Here are my notes of the article about ClonalFrameML, a program that detects recombined regions in a multi-sequence alignment, infers phylogenetic relationships when correcting for recombination, reconstructs ancestral state, and imputes SNPs under a maximum-likelihood (ML) framework.

Reference: Didelot, X., & Wilson, D. J. (2015). ClonalFrameML: Efficient Inference of Recombination in Whole Bacterial Genomes. PLoS Computational Biology, 11(2), e1004041. https://doi.org/10.1371/journal.pcbi.1004041.

• Two sources of recombination related to the population under study

  • Internal (intra-population recombination): does not introduce new polymorphism, but results in homoplasy (which is not caused by de novo mutations but homologous recombination) and genetic incompatibility.
  • External (inter-population recombination): introduces new polymorphism, which is particularly prominent when genomes under study are all from a single lineage or even clone.

• Quantities

  • Rate of point mutation: θ/2 per site per coalescent unit of time t0
  • Recombination rate: R/2 per coalescent unit of time t0
  • Coalescent unit of time t0=Ne∗g (that is, effective population size times the duration of a generation)
  • Recombination-to-mutation rate: R/θ

• Assumptions

  • Length of recombination region follows an exponential distribution whose probability density function (PDF) is λe−λx. Let the mean δ=1/λ and per site substitution probability v.
  • Constant parameters R/θ, δ, and v of all branches.

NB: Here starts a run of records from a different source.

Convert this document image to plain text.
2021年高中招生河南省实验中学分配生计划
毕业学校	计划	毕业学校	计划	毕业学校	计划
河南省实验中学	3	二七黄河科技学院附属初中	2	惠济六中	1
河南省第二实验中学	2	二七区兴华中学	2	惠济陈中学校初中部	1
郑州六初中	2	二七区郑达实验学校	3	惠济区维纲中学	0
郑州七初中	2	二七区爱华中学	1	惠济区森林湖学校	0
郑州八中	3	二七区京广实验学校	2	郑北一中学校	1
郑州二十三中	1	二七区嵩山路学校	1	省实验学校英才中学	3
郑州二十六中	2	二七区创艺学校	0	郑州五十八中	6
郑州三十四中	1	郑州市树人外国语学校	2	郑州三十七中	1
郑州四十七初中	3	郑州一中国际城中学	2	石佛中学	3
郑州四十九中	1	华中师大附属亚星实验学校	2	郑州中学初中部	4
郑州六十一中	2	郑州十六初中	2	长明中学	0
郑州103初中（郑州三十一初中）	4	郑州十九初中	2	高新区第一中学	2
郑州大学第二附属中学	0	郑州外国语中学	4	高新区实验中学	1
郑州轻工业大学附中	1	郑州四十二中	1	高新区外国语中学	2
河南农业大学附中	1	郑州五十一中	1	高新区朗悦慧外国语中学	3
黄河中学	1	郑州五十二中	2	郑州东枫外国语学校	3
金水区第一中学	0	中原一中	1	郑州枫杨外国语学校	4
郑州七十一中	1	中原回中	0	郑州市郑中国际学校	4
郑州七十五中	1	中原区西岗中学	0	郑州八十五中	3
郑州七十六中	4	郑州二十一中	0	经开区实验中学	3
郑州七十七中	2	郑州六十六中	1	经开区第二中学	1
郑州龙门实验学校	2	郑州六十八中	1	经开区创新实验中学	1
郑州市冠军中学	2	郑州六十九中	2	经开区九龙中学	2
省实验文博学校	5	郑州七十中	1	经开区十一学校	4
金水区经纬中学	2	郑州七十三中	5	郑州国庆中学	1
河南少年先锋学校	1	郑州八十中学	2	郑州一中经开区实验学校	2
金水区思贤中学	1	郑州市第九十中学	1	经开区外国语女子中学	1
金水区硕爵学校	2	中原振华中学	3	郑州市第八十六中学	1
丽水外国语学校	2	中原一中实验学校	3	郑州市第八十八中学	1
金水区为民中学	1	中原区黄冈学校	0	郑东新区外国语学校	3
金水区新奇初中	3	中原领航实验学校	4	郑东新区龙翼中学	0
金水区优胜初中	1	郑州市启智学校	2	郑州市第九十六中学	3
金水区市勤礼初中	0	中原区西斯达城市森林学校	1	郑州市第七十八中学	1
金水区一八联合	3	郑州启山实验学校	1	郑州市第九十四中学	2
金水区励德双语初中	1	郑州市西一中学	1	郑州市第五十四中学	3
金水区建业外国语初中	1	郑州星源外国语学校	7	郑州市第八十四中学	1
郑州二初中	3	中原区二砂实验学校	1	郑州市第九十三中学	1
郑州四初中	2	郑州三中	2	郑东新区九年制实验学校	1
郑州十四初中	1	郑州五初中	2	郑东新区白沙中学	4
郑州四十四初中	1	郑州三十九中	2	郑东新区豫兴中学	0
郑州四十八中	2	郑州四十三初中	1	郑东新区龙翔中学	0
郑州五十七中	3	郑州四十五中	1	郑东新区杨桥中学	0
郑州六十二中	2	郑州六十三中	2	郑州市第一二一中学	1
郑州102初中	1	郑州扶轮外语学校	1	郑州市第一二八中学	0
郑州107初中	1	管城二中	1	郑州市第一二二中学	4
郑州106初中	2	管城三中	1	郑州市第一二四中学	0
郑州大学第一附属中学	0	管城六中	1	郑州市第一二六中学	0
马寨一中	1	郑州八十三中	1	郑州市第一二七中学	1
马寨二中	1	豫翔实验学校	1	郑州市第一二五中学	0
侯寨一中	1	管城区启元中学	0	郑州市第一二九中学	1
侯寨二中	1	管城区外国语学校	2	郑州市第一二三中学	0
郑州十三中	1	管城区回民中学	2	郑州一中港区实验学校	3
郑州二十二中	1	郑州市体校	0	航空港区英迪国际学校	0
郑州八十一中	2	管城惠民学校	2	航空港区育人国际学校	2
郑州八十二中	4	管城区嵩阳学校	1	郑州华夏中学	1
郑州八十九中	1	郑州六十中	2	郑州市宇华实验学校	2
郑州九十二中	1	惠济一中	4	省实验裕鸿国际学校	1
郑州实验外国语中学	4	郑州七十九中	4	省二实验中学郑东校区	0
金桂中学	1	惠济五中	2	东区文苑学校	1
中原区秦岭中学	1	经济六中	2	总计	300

• Overall steps of the ClonalFrameML algorithm

  1. An initial ML tree taken as input.

  2. Ancestral sequence reconstruction for internal nodes and base-call imputation for input sequences. The next three steps can be skipped if the option -imputation_only is turned on.

  3. Estimating recombination and tree parameters using an ML approach

  4. Importation inference for each site using an ML approach

  5. Estimating uncertainty of parameter estimates using a parametric bootstrap method.